Information management and long–term preservation are major issues facing consumers and businesses in the 21st Century. This report is one of a series where The Digital Preservation Coalition (DPC) aims to think about and address the challenges facing us.
This report reviews PDF and the newly introduced PDF/Archive (PDF/A) format as a potential solution to the problem of long–term digital preservation. It suggests adopting PDF/A for archiving electronic documents’ as the standard will help preservation and retrieval in the future. It concludes that it can only be done when combined with a comprehensive records management programme and formally established records procedures.
Betsy Fanning, author of the report and director of standards at AIIM, comments, “A standardised approach to preserving electronic documents would be a welcome development for organisations. Without this we could be walking blindly into a digital black hole.”
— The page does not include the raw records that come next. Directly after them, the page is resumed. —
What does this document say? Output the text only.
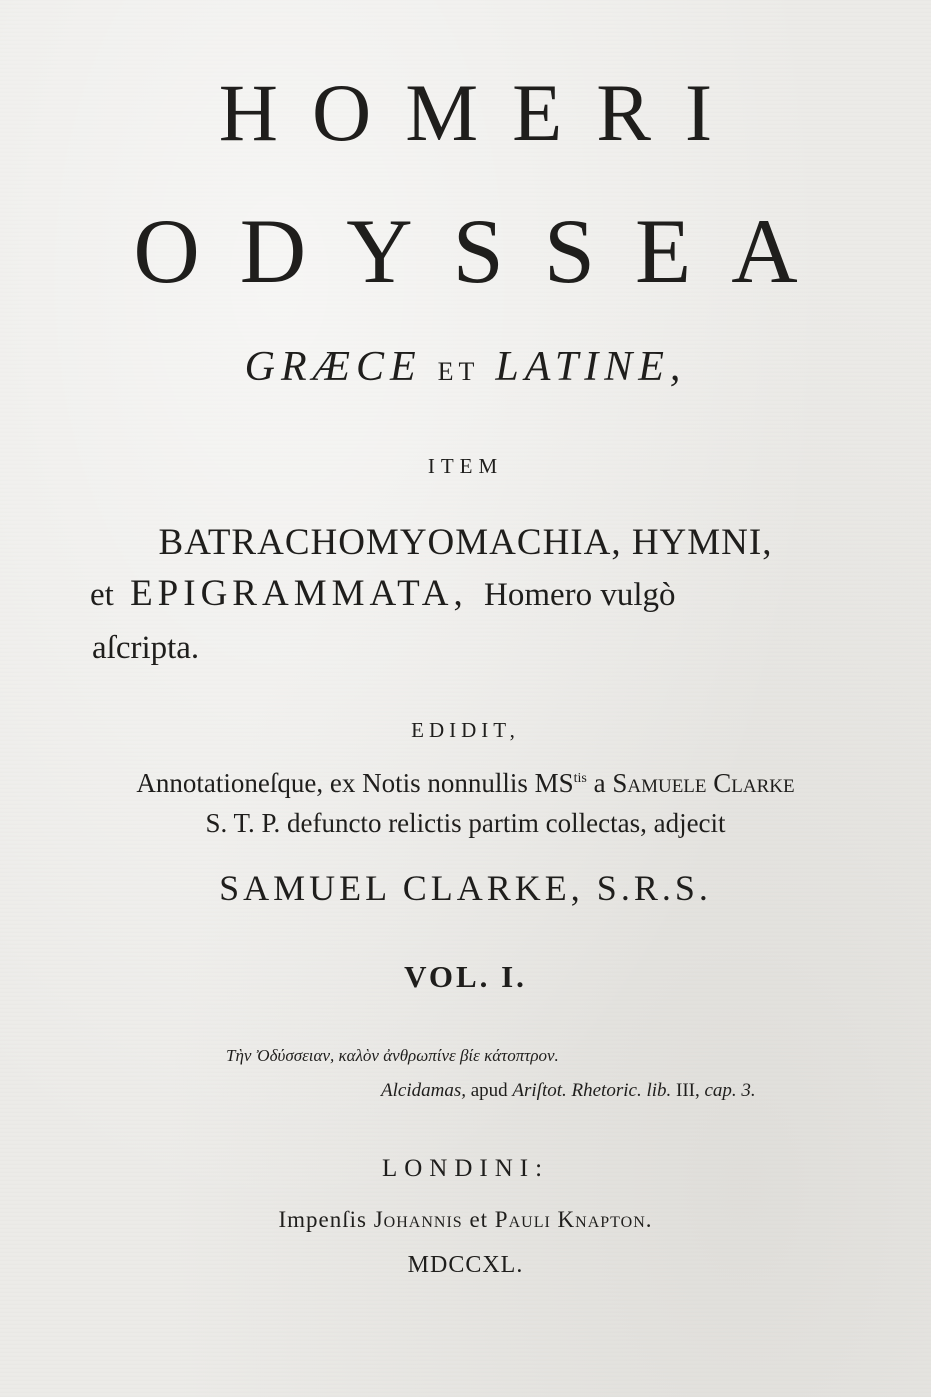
HOMERI
ODYSSEA
GRÆCE ET LATINE,
ITEM
BATRACHOMYOMACHIA, HYMNI,
et EPIGRAMMATA, Homero vulgò
aſcripta.
EDIDIT,
Annotationeſque, ex Notis nonnullis $MS^{tis}$ a Samuele Clarke
S. T. P. defuncto relictis partim collectas, adjecit
SAMUEL CLARKE, S.R.S.
VOL. I.
Τὴν Ὀδύσσειαν, καλὸν ἀνθρωπίνε βίε κάτοπτρον.
Alcidamas, apud Ariſtot. Rhetoric. lib. III, cap. 3.
LONDINI:
Impenſis Johannis et Pauli Knapton.
MDCCXL.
The National Archives works closely with the DPC with issues surrounding digital preservation and will continue to do so. Adrian Brown, head of digital preservation at The National Archives said: “This report highlights the challenges we all face in a digital age. Using PDF/A as a standard will help information officers ensure that key business data survives. But it should never be viewed as the Holy Grail. It is merely a tool in the armoury of a well thought out records management policy. “
The report is a call to action, organisations need to act now and look hard at their information policies and procedures to anticipate the demand for their content (documents and records) in the future. Everybody has different criteria, types and uses for documentation so you need to find one that works for your organisation.
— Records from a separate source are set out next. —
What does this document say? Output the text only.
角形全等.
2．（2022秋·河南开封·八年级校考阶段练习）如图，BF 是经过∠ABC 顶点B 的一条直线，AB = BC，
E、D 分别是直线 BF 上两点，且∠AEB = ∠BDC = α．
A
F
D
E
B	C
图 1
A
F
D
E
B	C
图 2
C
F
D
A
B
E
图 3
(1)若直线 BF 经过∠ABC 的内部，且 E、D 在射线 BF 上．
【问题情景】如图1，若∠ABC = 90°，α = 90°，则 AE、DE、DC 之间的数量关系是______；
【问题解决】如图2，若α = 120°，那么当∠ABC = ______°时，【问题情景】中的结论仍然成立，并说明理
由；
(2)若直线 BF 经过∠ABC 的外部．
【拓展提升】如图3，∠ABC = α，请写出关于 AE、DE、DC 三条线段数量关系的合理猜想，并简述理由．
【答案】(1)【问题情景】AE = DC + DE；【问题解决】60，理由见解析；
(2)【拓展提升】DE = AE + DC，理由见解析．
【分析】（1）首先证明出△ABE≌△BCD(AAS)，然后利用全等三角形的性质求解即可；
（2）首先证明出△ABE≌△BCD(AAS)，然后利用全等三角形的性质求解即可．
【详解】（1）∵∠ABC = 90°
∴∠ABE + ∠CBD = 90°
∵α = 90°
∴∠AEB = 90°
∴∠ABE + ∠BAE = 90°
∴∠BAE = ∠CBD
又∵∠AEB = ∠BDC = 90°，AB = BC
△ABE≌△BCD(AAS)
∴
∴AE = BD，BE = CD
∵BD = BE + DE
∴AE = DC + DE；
If you would like to read the full report please go to the Digital Preservation Coalition website. This can be accessed here: www.dpconline.org/graphics/reports/index.html#twr0802
PMR: I am not an expert in digital curation and am reluctant to criticize a body devoted to it. I am sure that they know in great detail how difficult it is to extract information from PDF, whatever the version. We’ve been looking at theses – bitmapped, born digital etc. and PDF is vastly more difficult than Word for information extraction. Vastly. Our programs such as OSCAR can read documents in Word but lose much of the information when they try to read PDF.
So yes, I can see that PDF is useful for preservation. Whether it’s better than XML I doubt. I’d like to see the argument. Whether PDF is any use after it’s been preserved is much less clear. Yes, if the document is pored over by human scholars. We’d hate to lose Shakespeare or similar.
But there are 1,000,000 scientific articles per year (give or take a bit). 15 million abstracts in Pubmed. Assuming they are preserved in PDF, how can we currently make full sense of them? If they were also in XML, HTML, Word, or LaTeX we’d be able to index them. Not that we cannot index PDF at all, it’s just that we lose much more information.
So I’m not arguing that PDF shouldn’t be used. But please please use a semantic format as well. And think about re-use as well as preservation.